The most common argument I hear against those who oppose embryonic stem cell research is one that is, to me, completely vapid. It basically goes, "we could save a lot of people with this research, so therefore we should do it."
This argument makes one of two assumptions, as best I can tell. It could be assuming that the embryonic life (and it is a unique human life, biologically speaking; this is a scientific fact not seriously questioned) is not a life that deserves any protection at all. This is, of course, classic question-begging: this is the very crux of the issue, and so assuming it is nonsensical.
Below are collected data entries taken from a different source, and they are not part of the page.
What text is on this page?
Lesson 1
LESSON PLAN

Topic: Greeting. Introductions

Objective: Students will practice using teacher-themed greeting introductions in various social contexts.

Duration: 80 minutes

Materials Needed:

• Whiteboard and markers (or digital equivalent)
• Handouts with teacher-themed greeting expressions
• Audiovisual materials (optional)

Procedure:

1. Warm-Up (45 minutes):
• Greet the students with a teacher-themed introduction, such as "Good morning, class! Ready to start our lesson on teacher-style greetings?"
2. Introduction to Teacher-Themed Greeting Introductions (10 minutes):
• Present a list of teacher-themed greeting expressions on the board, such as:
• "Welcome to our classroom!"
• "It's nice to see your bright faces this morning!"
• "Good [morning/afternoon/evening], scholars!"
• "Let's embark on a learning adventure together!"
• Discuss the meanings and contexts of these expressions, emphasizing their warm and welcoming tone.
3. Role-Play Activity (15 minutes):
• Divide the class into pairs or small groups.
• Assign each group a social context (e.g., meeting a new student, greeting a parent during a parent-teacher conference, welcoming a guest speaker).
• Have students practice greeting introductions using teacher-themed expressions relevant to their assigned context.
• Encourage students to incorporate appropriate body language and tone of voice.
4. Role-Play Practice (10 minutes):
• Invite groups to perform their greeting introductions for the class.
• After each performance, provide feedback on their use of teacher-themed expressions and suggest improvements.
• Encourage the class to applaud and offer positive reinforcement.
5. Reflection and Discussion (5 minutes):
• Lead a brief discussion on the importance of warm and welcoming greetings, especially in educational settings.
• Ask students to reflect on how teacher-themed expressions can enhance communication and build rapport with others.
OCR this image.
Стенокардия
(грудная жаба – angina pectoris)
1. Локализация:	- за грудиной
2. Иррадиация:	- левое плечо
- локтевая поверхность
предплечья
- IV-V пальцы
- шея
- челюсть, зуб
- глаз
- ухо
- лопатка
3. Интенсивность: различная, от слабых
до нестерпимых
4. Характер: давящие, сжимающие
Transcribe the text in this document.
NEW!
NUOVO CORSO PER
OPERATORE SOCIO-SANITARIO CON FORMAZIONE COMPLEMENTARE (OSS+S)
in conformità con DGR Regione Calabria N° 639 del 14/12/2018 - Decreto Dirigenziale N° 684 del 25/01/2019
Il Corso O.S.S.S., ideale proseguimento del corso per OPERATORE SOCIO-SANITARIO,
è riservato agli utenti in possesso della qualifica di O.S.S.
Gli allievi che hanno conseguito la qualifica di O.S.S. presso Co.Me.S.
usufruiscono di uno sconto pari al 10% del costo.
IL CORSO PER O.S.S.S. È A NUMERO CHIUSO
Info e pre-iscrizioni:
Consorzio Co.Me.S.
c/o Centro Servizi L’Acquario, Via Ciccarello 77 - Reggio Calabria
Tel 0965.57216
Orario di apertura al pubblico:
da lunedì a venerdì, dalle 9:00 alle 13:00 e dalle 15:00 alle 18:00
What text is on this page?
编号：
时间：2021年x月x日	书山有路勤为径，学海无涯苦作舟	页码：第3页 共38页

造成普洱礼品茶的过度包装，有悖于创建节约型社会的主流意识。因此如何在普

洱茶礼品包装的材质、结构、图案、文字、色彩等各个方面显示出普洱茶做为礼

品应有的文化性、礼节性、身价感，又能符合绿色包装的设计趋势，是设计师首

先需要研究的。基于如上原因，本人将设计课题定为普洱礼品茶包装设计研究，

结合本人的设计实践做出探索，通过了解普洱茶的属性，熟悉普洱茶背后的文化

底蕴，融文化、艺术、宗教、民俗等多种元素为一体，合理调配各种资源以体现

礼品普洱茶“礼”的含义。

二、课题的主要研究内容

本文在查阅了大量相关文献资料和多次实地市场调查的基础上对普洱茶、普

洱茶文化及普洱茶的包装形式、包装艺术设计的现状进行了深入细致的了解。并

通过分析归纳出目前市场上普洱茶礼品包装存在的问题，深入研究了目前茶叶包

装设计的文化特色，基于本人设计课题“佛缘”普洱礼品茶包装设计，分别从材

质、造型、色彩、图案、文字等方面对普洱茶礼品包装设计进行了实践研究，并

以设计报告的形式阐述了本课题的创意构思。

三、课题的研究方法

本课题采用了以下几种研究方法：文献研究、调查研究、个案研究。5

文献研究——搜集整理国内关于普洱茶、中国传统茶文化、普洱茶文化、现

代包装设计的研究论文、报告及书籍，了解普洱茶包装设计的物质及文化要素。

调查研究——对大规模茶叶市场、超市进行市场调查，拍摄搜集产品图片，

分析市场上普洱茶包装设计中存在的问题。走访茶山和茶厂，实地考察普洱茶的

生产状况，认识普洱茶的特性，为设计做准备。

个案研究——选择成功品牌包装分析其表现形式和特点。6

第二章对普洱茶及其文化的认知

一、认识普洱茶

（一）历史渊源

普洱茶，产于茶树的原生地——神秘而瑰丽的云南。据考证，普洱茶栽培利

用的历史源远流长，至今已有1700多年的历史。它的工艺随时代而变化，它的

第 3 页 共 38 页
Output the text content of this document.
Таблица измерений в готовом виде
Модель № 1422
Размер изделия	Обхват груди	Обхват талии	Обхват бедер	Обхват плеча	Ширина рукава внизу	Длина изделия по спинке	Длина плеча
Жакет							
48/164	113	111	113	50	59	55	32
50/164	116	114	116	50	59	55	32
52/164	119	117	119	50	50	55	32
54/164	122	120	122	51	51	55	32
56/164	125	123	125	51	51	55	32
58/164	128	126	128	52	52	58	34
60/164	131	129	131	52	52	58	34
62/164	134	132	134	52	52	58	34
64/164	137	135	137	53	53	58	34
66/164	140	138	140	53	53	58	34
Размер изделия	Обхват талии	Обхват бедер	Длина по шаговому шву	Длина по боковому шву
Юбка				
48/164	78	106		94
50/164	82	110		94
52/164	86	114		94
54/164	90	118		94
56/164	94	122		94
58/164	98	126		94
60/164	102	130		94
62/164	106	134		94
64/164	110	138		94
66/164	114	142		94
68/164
The other possible assumption -- sometimes stated explicitly -- is that even if these are lives, it is acceptable to kill them, because other lives are worth more. Humanity has gone down this path before, and I refuse to. It's anathema. And its atrocity is compounded by the fact that it's the government choosing which lives are more valuable.
So please, save your breath. Don't say "we should do this because good may result." (And worse, don't tell me that good will result, because no one can know that.) If you want to convince me, you cannot possibly do so by telling me the potential benefits; you can only do so by convincing me that no human life is being intentionally killed for the sake of research. I don't care if you convince me that we will cure AIDS and cancer tomorrow by killing off a few dozen embryos today, I will oppose it, if I believe, as I do now (because how could I not?), that those are human lives. Period, end of story.